How does E.T. have an advantage over orphans? E.T. can actually phone home.
So I was watching tv right? then i f..ing got banged in the eye with either a remore or metal tongs "wtf"
What do TVs and girls have in common ? They both show you stuff when you turn them on!
What did Homer Simpson say when he ran over a deer? DOE!
Kid -dad I want santa to give me iphone Indian poor dad- son santa is deaf Kid-no he is not I saw him on Tv yesterday Indian poor dad-oh actually I asked him to for a new wife may be he is wearing AirPods Kid-you are my santa daddy Indian poor dad- pull down you pants son Kid-it's not apple product Indian poor dad -its banana
It was September 10, 2001 when I stayed up watching TV shows. I woke up late to work at The World Trade Center. But it was burning. I said out loud, " I was late! I'm happy I was late to work! I mean.. I could've di-" I was then beaten and bruised by the emergency services.

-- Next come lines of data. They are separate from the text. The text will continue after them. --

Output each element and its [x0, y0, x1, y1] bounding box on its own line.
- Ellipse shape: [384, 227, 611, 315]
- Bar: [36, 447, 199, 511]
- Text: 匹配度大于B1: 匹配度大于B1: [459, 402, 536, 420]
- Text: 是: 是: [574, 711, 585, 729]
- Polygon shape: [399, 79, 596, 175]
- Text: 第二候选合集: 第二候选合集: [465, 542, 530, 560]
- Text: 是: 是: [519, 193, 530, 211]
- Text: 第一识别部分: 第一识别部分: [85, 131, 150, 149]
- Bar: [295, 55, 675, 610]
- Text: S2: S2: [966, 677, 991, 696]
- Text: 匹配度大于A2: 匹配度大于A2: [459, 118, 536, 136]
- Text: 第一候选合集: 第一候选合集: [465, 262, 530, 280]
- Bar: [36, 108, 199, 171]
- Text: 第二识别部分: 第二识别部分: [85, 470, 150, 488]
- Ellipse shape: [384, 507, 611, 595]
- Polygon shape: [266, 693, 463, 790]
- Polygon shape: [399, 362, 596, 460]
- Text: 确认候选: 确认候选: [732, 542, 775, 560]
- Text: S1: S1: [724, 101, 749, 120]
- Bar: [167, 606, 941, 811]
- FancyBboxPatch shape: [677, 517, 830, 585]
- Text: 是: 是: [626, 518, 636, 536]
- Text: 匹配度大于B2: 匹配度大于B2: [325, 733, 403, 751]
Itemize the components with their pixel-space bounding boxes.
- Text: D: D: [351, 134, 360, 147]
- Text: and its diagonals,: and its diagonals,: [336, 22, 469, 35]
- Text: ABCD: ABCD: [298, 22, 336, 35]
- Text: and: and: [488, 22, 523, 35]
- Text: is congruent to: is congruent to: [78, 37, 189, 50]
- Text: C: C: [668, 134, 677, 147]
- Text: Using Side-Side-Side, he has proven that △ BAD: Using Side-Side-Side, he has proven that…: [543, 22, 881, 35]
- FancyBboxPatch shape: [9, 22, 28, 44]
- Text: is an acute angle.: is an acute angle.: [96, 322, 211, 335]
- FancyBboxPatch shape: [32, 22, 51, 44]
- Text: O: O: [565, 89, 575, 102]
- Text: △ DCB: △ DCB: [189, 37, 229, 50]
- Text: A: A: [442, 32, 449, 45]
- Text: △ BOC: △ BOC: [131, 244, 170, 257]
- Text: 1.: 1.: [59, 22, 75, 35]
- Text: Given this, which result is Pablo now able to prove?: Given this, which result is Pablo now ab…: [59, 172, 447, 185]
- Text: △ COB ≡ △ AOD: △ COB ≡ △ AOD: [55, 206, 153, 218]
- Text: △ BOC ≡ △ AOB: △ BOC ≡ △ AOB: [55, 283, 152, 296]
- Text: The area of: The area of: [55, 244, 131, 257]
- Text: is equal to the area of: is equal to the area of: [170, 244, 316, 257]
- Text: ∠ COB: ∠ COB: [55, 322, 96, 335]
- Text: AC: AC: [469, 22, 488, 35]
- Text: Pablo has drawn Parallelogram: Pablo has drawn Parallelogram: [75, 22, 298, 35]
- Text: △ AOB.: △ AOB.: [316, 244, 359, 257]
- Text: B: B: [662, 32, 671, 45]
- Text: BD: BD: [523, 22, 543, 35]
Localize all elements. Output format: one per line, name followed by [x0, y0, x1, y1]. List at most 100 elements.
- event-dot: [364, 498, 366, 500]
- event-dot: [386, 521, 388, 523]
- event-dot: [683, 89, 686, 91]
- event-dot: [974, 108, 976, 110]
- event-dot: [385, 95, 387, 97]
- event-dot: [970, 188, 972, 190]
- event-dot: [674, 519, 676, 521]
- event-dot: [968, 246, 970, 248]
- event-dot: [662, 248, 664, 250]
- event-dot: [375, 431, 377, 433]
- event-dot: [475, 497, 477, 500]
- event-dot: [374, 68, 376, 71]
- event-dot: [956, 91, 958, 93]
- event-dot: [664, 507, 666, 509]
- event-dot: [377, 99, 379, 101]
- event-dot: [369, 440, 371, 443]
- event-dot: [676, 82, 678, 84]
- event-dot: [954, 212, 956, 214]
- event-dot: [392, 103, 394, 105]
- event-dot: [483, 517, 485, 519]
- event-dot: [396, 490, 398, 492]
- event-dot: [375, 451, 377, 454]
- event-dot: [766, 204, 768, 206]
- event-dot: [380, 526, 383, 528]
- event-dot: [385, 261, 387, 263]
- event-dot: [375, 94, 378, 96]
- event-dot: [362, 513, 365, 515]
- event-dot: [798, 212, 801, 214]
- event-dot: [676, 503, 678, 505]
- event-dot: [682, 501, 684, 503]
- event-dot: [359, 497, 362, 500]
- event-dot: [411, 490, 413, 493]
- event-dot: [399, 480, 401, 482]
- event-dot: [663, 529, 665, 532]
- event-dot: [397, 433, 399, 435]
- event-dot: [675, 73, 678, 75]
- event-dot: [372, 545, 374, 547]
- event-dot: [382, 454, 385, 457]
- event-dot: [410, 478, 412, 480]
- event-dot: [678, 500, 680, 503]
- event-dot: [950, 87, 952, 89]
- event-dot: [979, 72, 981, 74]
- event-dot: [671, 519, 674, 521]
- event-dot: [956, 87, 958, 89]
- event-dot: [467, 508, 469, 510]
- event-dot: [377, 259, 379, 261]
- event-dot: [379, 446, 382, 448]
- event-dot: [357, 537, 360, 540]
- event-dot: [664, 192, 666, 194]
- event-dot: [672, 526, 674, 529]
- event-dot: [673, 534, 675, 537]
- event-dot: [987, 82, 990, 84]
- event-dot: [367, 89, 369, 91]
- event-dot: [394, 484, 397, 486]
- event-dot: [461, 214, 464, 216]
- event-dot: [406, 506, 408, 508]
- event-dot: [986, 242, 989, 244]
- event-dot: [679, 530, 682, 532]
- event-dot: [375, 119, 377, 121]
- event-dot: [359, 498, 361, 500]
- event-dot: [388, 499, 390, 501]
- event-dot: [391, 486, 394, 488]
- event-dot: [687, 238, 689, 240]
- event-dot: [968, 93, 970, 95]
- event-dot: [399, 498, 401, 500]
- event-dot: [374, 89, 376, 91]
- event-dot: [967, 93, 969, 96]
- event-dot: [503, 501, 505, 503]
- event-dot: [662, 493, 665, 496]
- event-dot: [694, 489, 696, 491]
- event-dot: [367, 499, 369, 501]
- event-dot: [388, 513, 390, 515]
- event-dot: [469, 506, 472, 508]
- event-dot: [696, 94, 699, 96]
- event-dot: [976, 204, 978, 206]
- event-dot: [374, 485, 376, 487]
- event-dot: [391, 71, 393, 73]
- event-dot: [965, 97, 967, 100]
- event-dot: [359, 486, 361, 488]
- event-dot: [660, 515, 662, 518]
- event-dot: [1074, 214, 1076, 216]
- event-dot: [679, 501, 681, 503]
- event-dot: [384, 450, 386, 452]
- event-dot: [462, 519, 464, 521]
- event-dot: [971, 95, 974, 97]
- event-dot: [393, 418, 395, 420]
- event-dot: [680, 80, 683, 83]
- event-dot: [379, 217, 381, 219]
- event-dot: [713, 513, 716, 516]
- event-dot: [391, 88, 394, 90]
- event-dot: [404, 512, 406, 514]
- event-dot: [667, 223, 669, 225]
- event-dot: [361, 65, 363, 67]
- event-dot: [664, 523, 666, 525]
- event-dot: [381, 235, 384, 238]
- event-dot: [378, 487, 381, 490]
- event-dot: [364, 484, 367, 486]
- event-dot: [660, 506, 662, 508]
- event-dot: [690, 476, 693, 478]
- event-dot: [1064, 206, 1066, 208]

A man is watching TV and his wife comes down and says"I just fell down the stairs, did you not hear me?" Man,"Sorry i thought it was the start of Eastenders"
A kid is watching TV and sees an ad about adopting an animal. He then turns to his mother and says, “Do we have to adopt a donkey?” “No,” replied the mom, “but we decided to do it... we adopted you.”
I just watched a documentary about beavers. It was the best dam show I've ever seen.
What was Stephen Hawking's favorite TV show?
Robot Wars.
I was going to watch the origami world championships before it folded.
But it was only on paper view.
I heard that Jimmy Savile never wanted to be famous... All he ever wanted was to settle down, and have kids.
what do you call a funny family of chairs, a sitcom
How do you stop your newspaper from flying away in the wind? -- Use a news anchor.
What's Saudi Arabia's highest rated sitcom? -- How I bought your mother.
Yo mama so fat, when she walked by the TV, I missed three episodes.